Ultrasound and B-ultrasound examination are convenient and affordable, which can show the morphology, size, and location of the tumor with high diagnostic accuracy. The detection rate of liver lesions is also quite high. It takes about 4-6 months for liver cancer to grow from 1 to 3 cm. If no liver cancer is found on the first B-ultrasound examination, and the tumor size is still below 3 cm after 4-6 months, it is still advisable to treat it at this time.
Blood tests for tumor markers mainly include alpha-fetoprotein (AFP) and carbohydrate antigen CA19-9. AFP can be checked through a simple blood test, and generally, AFP is considered elevated if it exceeds 20 ng/ml according to the normal reference range of different hospitals. However, it should be noted that AFP elevation is not necessarily liver cancer, as it can also be caused by hepatitis and reproductive system tumors. Persistent elevation of AFP strongly suggests liver cancer. Additionally, 30% of liver cancer patients do not have elevated AFP levels, so it is necessary to combine B-ultrasound or MRI for detection. For CA19-9, it mainly indicates intrahepatic cholangiocarcinoma or mixed-type liver cancer. Currently, the incidence of intrahepatic cholangiocarcinoma is gradually increasing, so it is recommended to pay attention to it.

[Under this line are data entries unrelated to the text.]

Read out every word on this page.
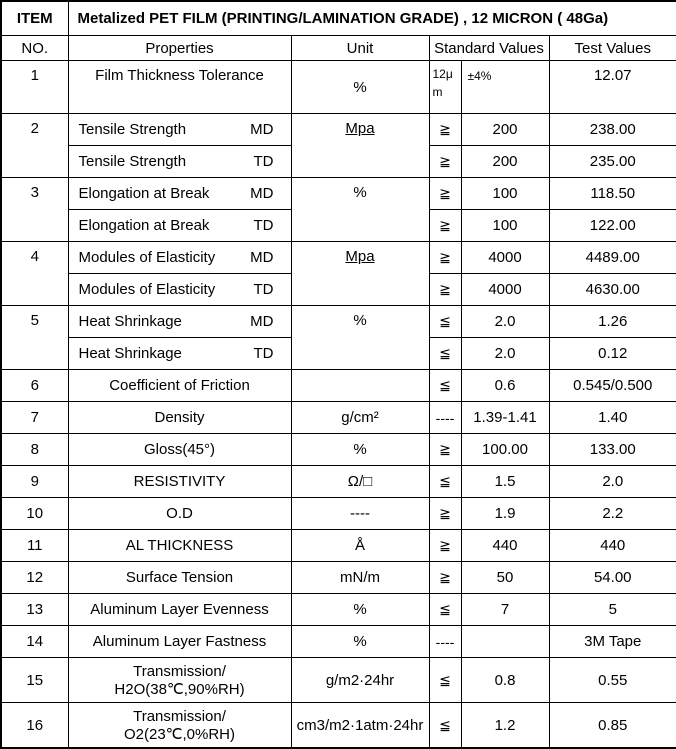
ITEM	Metalized PET FILM (PRINTING/LAMINATION GRADE) , 12 MICRON ( 48Ga)				
NO.	Properties	Unit	Standard Values		Test Values
1	Film Thickness Tolerance	%	12μm	±4%	12.07
2	Tensile Strength MD	Mpa	≧	200	238.00

	Tensile Strength TD		≧	200	235.00
3	Elongation at Break MD	%	≧	100	118.50

	Elongation at Break TD		≧	100	122.00
4	Modules of Elasticity MD	Mpa	≧	4000	4489.00

	Modules of Elasticity TD		≧	4000	4630.00
5	Heat Shrinkage MD	%	≦	2.0	1.26

	Heat Shrinkage TD		≦	2.0	0.12
6	Coefficient of Friction		≦	0.6	0.545/0.500
7	Density	g/cm²	----	1.39-1.41	1.40
8	Gloss(45°)	%	≧	100.00	133.00
9	RESISTIVITY	Ω/□	≦	1.5	2.0
10	O.D	----	≧	1.9	2.2
11	AL THICKNESS	Å	≧	440	440
12	Surface Tension	mN/m	≧	50	54.00
13	Aluminum Layer Evenness	%	≦	7	5
14	Aluminum Layer Fastness	%	----		3M Tape
15	Transmission/
H2O(38℃,90%RH)	g/m2·24hr	≦	0.8	0.55
16	Transmission/
O2(23℃,0%RH)	cm3/m2·1atm·24hr	≦	1.2	0.85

MRI has no radioactive radiation and high tissue resolution, which can perform multi-directional and multi-sequence imaging. It is significantly better than CT in the differential diagnosis of benign and malignant liver tumors. For patients with severe liver cirrhosis, Promethazine MRI can perfectly perform differential diagnosis between liver cancer and cirrhosis nodules.

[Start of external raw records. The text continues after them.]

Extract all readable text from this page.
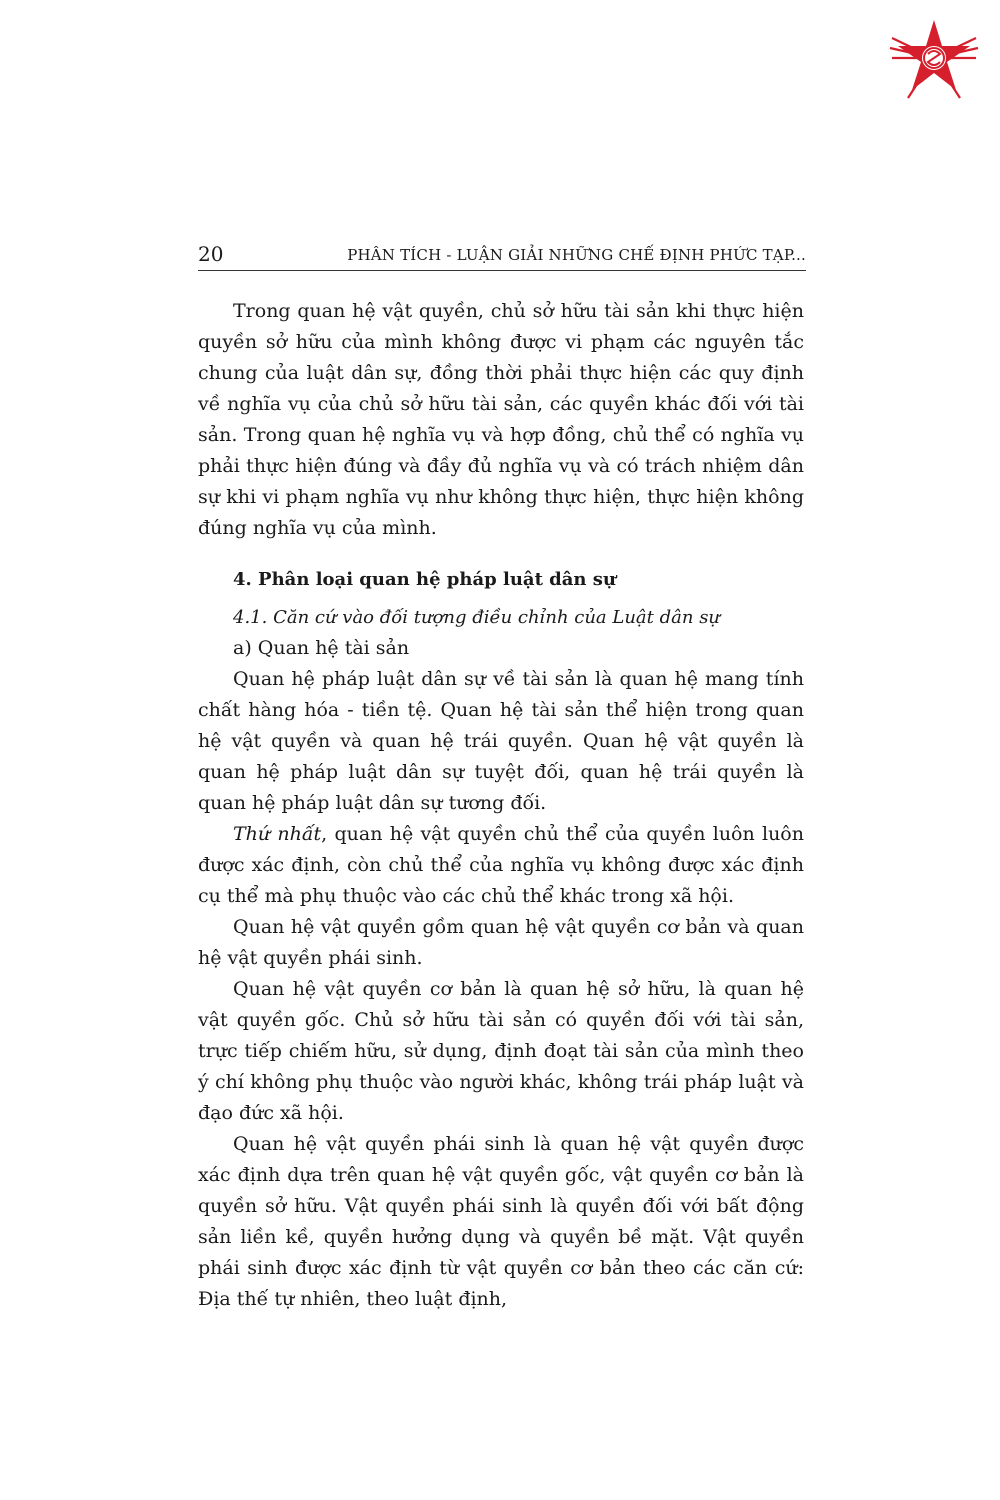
20	PHÂN TÍCH - LUẬN GIẢI NHỮNG CHẾ ĐỊNH PHỨC TẠP...

Trong quan hệ vật quyền, chủ sở hữu tài sản khi thực hiện quyền sở hữu của mình không được vi phạm các nguyên tắc chung của luật dân sự, đồng thời phải thực hiện các quy định về nghĩa vụ của chủ sở hữu tài sản, các quyền khác đối với tài sản. Trong quan hệ nghĩa vụ và hợp đồng, chủ thể có nghĩa vụ phải thực hiện đúng và đầy đủ nghĩa vụ và có trách nhiệm dân sự khi vi phạm nghĩa vụ như không thực hiện, thực hiện không đúng nghĩa vụ của mình.

4. Phân loại quan hệ pháp luật dân sự
4.1. Căn cứ vào đối tượng điều chỉnh của Luật dân sự
a) Quan hệ tài sản

Quan hệ pháp luật dân sự về tài sản là quan hệ mang tính chất hàng hóa - tiền tệ. Quan hệ tài sản thể hiện trong quan hệ vật quyền và quan hệ trái quyền. Quan hệ vật quyền là quan hệ pháp luật dân sự tuyệt đối, quan hệ trái quyền là quan hệ pháp luật dân sự tương đối.

Thứ nhất, quan hệ vật quyền chủ thể của quyền luôn luôn được xác định, còn chủ thể của nghĩa vụ không được xác định cụ thể mà phụ thuộc vào các chủ thể khác trong xã hội.

Quan hệ vật quyền gồm quan hệ vật quyền cơ bản và quan hệ vật quyền phái sinh.

Quan hệ vật quyền cơ bản là quan hệ sở hữu, là quan hệ vật quyền gốc. Chủ sở hữu tài sản có quyền đối với tài sản, trực tiếp chiếm hữu, sử dụng, định đoạt tài sản của mình theo ý chí không phụ thuộc vào người khác, không trái pháp luật và đạo đức xã hội.

Quan hệ vật quyền phái sinh là quan hệ vật quyền được xác định dựa trên quan hệ vật quyền gốc, vật quyền cơ bản là quyền sở hữu. Vật quyền phái sinh là quyền đối với bất động sản liền kề, quyền hưởng dụng và quyền bề mặt. Vật quyền phái sinh được xác định từ vật quyền cơ bản theo các căn cứ: Địa thế tự nhiên, theo luật định,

CT examination is not the first choice for diagnosing liver diseases. For patients who cannot undergo MRI, enhanced CT can be performed for further diagnosis.

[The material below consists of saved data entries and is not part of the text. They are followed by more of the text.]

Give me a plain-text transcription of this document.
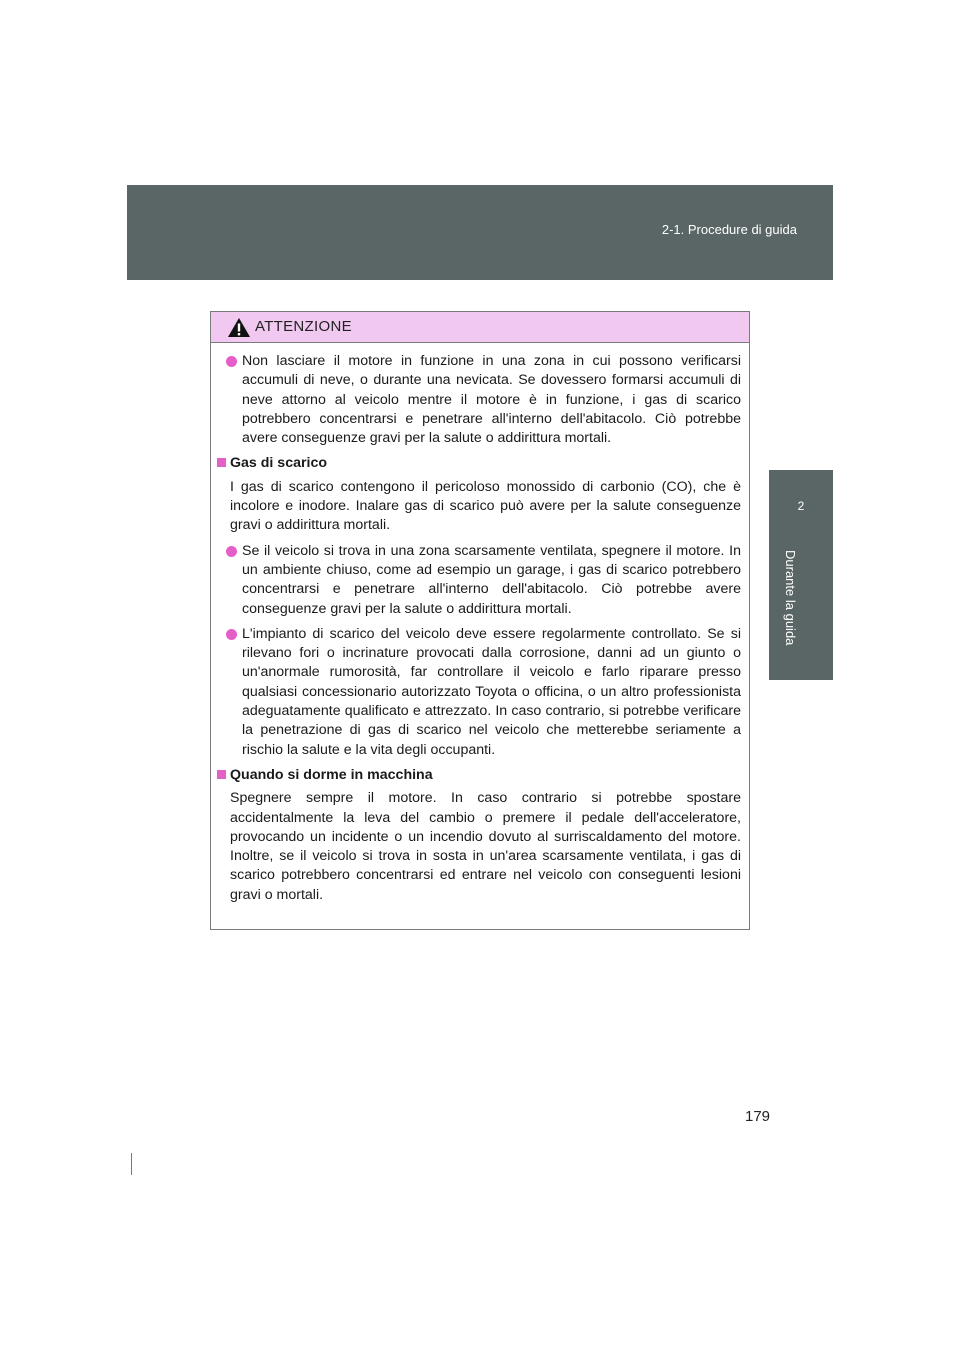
2-1. Procedure di guida
2
Durante la guida
ATTENZIONE
Non lasciare il motore in funzione in una zona in cui possono verificarsi accumuli di neve, o durante una nevicata. Se dovessero formarsi accumuli di neve attorno al veicolo mentre il motore è in funzione, i gas di scarico potrebbero concentrarsi e penetrare all'interno dell'abitacolo. Ciò potrebbe avere conseguenze gravi per la salute o addirittura mortali.
Gas di scarico
I gas di scarico contengono il pericoloso monossido di carbonio (CO), che è incolore e inodore. Inalare gas di scarico può avere per la salute conseguenze gravi o addirittura mortali.
Se il veicolo si trova in una zona scarsamente ventilata, spegnere il motore. In un ambiente chiuso, come ad esempio un garage, i gas di scarico potrebbero concentrarsi e penetrare all'interno dell'abitacolo. Ciò potrebbe avere conseguenze gravi per la salute o addirittura mortali.
L'impianto di scarico del veicolo deve essere regolarmente controllato. Se si rilevano fori o incrinature provocati dalla corrosione, danni ad un giunto o un'anormale rumorosità, far controllare il veicolo e farlo riparare presso qualsiasi concessionario autorizzato Toyota o officina, o un altro professionista adeguatamente qualificato e attrezzato. In caso contrario, si potrebbe verificare la penetrazione di gas di scarico nel veicolo che metterebbe seriamente a rischio la salute e la vita degli occupanti.
Quando si dorme in macchina
Spegnere sempre il motore. In caso contrario si potrebbe spostare accidentalmente la leva del cambio o premere il pedale dell'acceleratore, provocando un incidente o un incendio dovuto al surriscaldamento del motore. Inoltre, se il veicolo si trova in sosta in un'area scarsamente ventilata, i gas di scarico potrebbero concentrarsi ed entrare nel veicolo con conseguenti lesioni gravi o mortali.
179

For high-risk groups of liver cancer (patients with hepatitis, cirrhosis, and a family history of liver cancer), targeted examinations should be performed, including blood tests for AFP and B-ultrasound examination every three months. B-ultrasound examination should be performed at experienced hospitals and by experienced sonographers, as the human factor in B-ultrasound examination is very important. Due to limitations such as equipment, anatomical location, operator technique and experience, the sensitivity and qualitative accuracy of detection may be affected.